Знакомы они были с детства. Когда Катца после смерти родителей поместили в детский дом, Йорма был уже там. Его поместили туда насильно, согласно параграфу третьему соответствующего уложения. В глазах социальных служб – безнадежный случай. Но еврейский мальчик-сирота видел в нем себя самого. Оба темноволосые, смуглые, они отличались от окружения. А то, что Йорма играл на фортепиано, противоречило всем неписаным законам, как если бы на свалке ни с того ни с сего выросли королевские орхидеи.

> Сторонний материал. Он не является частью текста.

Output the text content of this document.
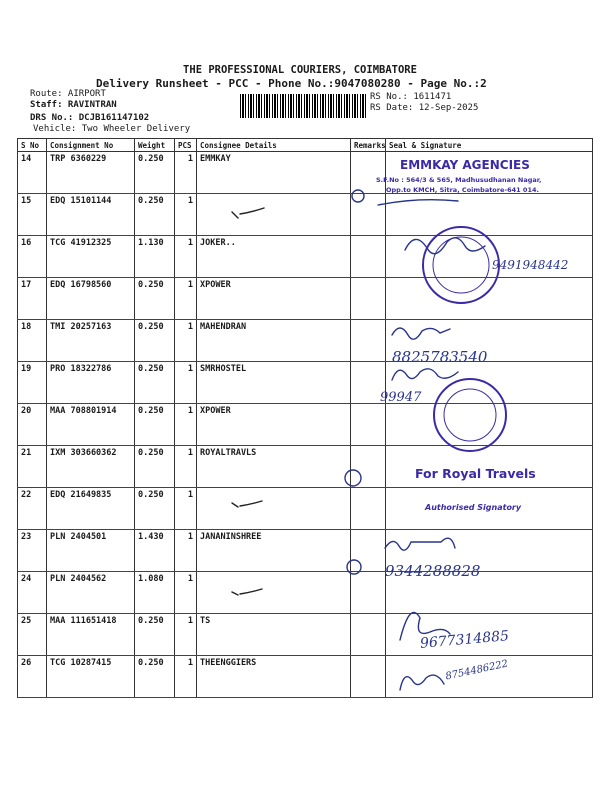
THE PROFESSIONAL COURIERS, COIMBATORE
Delivery Runsheet - PCC - Phone No.:9047080280 - Page No.:2
Route: AIRPORT
Staff: RAVINTRAN
DRS No.: DCJB161147102
Vehicle: Two Wheeler Delivery
RS No.: 1611471
RS Date: 12-Sep-2025
S No	Consignment No	Weight	PCS	Consignee Details	Remarks	Seal & Signature
14	TRP 6360229	0.250	1	EMMKAY		
15	EDQ 15101144	0.250	1			
16	TCG 41912325	1.130	1	JOKER..		
17	EDQ 16798560	0.250	1	XPOWER		
18	TMI 20257163	0.250	1	MAHENDRAN		
19	PRO 18322786	0.250	1	SMRHOSTEL		
20	MAA 708801914	0.250	1	XPOWER		
21	IXM 303660362	0.250	1	ROYALTRAVLS		
22	EDQ 21649835	0.250	1			
23	PLN 2404501	1.430	1	JANANINSHREE		
24	PLN 2404562	1.080	1			
25	MAA 111651418	0.250	1	TS		
26	TCG 10287415	0.250	1	THEENGGIERS		
EMMKAY AGENCIES
S.F.No : 564/3 & 565, Madhusudhanan Nagar,
Opp.to KMCH, Sitra, Coimbatore-641 014.
For Royal Travels
Authorised Signatory
9491948442
8825783540
99947
9344288828
9677314885
8754486222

В кафе Йорма, захлебываясь, рассказывал, что собирается переезжать в Таиланд. Какой-то его старый друг открыл там собственное дело, в Районге, в двух часах езды от Бангкока, и пригласил Йорму как компаньона. Они построят там многоквартирный отель, что-то вроде кооператива для богатых тайцев. Йорма будет присматривать за местными рабочими, играть на рояле в баре… и, конечно, контролировать разборки, когда нужно. Он уже подкопил деньжат, есть что вложить в дело. Припрятал награбленное, догадался Катц.
Поэтому он даже не рассчитывал отыскать Йорму, и очень удивился, когда нашел его в «Эниро»[6], по новому адресу в Мидсоммаркрансен. Номера телефона не было, а вот адрес был. А Катц и не собирался ему звонить.
Вечером он открыл дверь подъезда на Теллусборгвеген. Перед этим с полчаса бродил вокруг, присматривался. Как будто бы все спокойно. Полиция, очевидно, не докопалась. А как докопаться, если они вместе не засветились ни в одном деле, и к тому же десятилетиями не виделись?
Из-за двери на первом этаже доносились звуки пианино. Georgia in my mind. Йорма обожал старые песни Хоуги Кармайкла. Катц позвонил, и музыка в ту же секунду оборвалась.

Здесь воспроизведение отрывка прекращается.